# Masterbuilt 30" - smoker temp accuracy?



## pigtaste (Aug 4, 2013)

Hey all,

I have the new 30" masterbuilt smoker with window and remote etc.

Smoking my first butt as we speak. Been in there about 4 hours at 235 and internal temp is 135 according to thermapen. Here's my question:

How accurate is the readout on the smoker temperature? I've got it set at 235 and am assuming it is 235. Using the thermapen for the meat temp and was correct in assuming the meat probe would be off (seems about 10 degrees high).

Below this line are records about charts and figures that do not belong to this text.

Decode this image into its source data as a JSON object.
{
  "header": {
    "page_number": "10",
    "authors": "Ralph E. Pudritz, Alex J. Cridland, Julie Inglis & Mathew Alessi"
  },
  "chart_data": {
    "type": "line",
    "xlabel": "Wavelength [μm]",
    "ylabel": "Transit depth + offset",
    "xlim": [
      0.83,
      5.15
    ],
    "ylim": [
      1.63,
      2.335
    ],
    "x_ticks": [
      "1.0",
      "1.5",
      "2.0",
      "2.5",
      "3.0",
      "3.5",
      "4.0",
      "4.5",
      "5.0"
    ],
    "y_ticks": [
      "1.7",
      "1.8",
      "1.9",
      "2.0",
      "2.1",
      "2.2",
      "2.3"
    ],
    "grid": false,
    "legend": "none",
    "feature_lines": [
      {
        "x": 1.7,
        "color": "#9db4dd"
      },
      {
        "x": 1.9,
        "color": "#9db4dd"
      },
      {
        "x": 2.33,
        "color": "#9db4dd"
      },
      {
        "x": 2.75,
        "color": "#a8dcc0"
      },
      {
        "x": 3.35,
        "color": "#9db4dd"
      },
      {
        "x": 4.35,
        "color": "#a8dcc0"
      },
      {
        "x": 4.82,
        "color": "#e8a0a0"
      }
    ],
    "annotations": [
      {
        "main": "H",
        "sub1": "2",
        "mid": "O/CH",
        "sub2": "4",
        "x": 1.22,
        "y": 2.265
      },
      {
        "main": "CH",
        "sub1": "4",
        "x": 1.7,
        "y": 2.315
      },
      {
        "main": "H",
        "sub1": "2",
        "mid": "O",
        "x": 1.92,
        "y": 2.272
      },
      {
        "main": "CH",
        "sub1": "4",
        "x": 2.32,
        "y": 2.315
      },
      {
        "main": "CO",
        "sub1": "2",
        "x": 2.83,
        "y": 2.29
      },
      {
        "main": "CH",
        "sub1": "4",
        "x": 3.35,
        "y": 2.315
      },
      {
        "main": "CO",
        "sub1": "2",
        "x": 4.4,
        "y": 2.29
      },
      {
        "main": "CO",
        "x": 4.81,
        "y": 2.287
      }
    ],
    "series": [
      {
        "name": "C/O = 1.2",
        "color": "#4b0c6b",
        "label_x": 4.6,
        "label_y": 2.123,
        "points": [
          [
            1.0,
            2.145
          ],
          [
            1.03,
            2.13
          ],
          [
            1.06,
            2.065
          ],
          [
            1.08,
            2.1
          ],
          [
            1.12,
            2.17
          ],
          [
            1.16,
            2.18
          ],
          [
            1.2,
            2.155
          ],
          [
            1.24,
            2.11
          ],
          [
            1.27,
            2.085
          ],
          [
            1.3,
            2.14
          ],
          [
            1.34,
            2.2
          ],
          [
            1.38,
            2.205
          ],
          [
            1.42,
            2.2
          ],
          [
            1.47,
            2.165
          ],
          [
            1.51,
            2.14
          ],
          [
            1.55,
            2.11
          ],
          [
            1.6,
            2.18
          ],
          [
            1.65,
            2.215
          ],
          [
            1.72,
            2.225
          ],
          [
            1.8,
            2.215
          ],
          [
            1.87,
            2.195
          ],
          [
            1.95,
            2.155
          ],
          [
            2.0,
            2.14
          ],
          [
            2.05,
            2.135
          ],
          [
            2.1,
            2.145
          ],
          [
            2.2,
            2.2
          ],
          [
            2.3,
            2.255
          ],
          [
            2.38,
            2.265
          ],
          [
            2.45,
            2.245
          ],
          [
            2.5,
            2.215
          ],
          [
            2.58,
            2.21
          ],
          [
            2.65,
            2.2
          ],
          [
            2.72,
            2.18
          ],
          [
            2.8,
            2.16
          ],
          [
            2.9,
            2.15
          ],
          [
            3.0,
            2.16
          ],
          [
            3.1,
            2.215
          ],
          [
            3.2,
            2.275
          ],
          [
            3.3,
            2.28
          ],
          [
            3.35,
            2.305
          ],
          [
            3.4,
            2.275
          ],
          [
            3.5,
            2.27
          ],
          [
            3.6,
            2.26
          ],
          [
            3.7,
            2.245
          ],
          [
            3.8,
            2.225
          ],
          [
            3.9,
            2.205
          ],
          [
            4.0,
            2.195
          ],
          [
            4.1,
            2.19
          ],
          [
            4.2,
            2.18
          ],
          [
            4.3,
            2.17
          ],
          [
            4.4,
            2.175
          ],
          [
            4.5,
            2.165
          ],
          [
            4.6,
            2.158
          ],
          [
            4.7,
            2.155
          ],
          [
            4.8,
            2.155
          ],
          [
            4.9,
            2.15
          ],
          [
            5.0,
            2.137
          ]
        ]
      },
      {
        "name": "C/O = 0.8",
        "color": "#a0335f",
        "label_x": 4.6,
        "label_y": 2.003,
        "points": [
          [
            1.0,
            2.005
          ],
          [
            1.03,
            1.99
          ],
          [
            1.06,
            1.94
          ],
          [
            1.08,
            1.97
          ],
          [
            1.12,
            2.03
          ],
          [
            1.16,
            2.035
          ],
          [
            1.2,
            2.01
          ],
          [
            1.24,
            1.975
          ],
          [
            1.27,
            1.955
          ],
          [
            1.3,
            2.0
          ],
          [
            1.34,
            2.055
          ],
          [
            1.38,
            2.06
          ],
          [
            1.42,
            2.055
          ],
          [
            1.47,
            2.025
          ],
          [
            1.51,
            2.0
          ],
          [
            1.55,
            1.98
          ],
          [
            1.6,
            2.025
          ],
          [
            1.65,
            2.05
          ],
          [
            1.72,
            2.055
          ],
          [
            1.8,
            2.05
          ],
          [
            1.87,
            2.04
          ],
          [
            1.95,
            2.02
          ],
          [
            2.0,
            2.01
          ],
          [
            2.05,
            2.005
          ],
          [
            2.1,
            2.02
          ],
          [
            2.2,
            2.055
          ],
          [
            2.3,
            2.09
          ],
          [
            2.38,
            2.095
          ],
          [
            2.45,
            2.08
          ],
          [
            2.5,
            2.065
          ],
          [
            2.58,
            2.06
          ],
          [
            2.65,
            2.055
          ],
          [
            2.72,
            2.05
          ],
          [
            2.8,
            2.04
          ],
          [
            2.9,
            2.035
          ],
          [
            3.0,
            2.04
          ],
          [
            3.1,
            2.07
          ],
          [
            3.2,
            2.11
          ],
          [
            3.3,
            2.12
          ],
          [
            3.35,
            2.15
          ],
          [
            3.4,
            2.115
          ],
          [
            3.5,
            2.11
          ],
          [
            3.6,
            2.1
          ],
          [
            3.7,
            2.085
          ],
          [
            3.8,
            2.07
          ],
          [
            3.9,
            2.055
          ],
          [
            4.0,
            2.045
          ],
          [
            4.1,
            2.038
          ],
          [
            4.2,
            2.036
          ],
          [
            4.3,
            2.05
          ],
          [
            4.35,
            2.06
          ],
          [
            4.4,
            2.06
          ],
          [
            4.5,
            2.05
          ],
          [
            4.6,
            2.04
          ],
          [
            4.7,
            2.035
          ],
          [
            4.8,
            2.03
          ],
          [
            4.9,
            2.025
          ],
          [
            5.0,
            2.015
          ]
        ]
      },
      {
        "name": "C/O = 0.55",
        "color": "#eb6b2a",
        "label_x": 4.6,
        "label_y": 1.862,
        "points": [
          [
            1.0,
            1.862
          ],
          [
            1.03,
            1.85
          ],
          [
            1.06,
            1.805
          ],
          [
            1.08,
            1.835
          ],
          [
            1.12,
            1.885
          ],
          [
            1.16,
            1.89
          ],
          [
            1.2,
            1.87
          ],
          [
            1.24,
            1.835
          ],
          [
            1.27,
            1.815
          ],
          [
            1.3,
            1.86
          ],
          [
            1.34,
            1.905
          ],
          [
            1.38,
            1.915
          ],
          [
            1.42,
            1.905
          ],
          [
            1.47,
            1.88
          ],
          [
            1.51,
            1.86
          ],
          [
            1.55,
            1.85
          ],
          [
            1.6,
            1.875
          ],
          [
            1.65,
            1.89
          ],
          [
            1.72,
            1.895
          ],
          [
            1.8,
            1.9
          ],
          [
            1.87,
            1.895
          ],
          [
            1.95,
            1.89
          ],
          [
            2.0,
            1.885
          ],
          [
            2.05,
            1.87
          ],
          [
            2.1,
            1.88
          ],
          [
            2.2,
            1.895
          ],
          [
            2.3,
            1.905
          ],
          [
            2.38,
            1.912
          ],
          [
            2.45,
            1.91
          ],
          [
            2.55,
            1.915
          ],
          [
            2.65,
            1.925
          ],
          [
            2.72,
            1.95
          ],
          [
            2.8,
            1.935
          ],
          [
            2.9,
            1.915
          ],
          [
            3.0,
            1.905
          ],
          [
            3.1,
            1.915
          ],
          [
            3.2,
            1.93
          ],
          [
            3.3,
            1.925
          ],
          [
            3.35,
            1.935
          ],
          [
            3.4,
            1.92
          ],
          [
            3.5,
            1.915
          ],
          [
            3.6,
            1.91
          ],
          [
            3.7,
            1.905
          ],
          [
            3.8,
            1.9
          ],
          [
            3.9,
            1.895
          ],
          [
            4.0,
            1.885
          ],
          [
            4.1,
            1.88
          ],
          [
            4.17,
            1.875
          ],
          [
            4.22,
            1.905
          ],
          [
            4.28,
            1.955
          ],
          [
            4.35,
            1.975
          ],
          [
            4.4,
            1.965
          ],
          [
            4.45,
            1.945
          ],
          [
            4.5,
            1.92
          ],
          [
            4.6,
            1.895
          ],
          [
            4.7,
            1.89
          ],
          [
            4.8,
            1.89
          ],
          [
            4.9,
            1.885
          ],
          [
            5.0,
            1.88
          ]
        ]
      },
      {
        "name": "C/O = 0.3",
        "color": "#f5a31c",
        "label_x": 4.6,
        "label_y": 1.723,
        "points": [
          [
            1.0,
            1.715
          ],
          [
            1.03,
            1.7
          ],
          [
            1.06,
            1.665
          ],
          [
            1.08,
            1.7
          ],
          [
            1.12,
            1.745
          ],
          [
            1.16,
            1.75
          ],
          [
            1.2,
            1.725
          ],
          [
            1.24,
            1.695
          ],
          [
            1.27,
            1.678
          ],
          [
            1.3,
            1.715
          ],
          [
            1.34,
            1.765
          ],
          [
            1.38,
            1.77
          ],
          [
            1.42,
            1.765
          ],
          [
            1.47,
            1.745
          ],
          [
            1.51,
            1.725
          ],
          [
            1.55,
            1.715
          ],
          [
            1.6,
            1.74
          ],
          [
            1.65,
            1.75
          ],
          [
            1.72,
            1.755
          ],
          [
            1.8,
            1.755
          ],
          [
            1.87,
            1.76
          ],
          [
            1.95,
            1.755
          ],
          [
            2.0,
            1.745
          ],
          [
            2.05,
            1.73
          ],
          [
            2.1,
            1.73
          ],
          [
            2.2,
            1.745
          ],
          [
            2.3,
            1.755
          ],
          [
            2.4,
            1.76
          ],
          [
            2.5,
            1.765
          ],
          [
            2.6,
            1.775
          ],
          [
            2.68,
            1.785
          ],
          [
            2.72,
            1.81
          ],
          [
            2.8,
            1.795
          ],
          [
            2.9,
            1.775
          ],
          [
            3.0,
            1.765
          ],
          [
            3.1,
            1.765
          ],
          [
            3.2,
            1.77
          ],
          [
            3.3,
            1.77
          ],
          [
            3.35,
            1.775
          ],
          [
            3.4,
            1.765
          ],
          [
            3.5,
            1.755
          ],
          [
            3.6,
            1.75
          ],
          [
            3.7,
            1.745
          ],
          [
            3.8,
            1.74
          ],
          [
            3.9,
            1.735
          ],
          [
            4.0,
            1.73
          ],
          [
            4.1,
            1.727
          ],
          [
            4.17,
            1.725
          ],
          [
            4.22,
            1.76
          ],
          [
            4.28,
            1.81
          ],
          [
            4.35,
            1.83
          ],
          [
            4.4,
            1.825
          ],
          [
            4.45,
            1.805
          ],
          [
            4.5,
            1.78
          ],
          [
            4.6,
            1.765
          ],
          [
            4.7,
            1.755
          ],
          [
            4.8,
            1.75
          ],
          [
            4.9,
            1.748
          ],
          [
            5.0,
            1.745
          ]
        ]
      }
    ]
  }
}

Anyway I can manage meat temp no problem but experience with the overall temp setting would be appreciated. I'm thinking of running across the street and getting a cheap analog oven thermometer for $8 at the supermarket just to get a ball park.

Ideas?


----------



## themule69 (Aug 4, 2013)

I'm not sure the oven thermometer is any more accurit. It is nice to know the exact temp of your pit.

Happy smoken.

David


----------



## themule69 (Aug 4, 2013)

I see this is your first post. When you get a chance will you drop by roll call so everyone can give you a proper SMF welcome.

Happy smoken.

David


----------



## pigtaste (Aug 4, 2013)

Thanks Dave. New equipment, will get a feel for it.


----------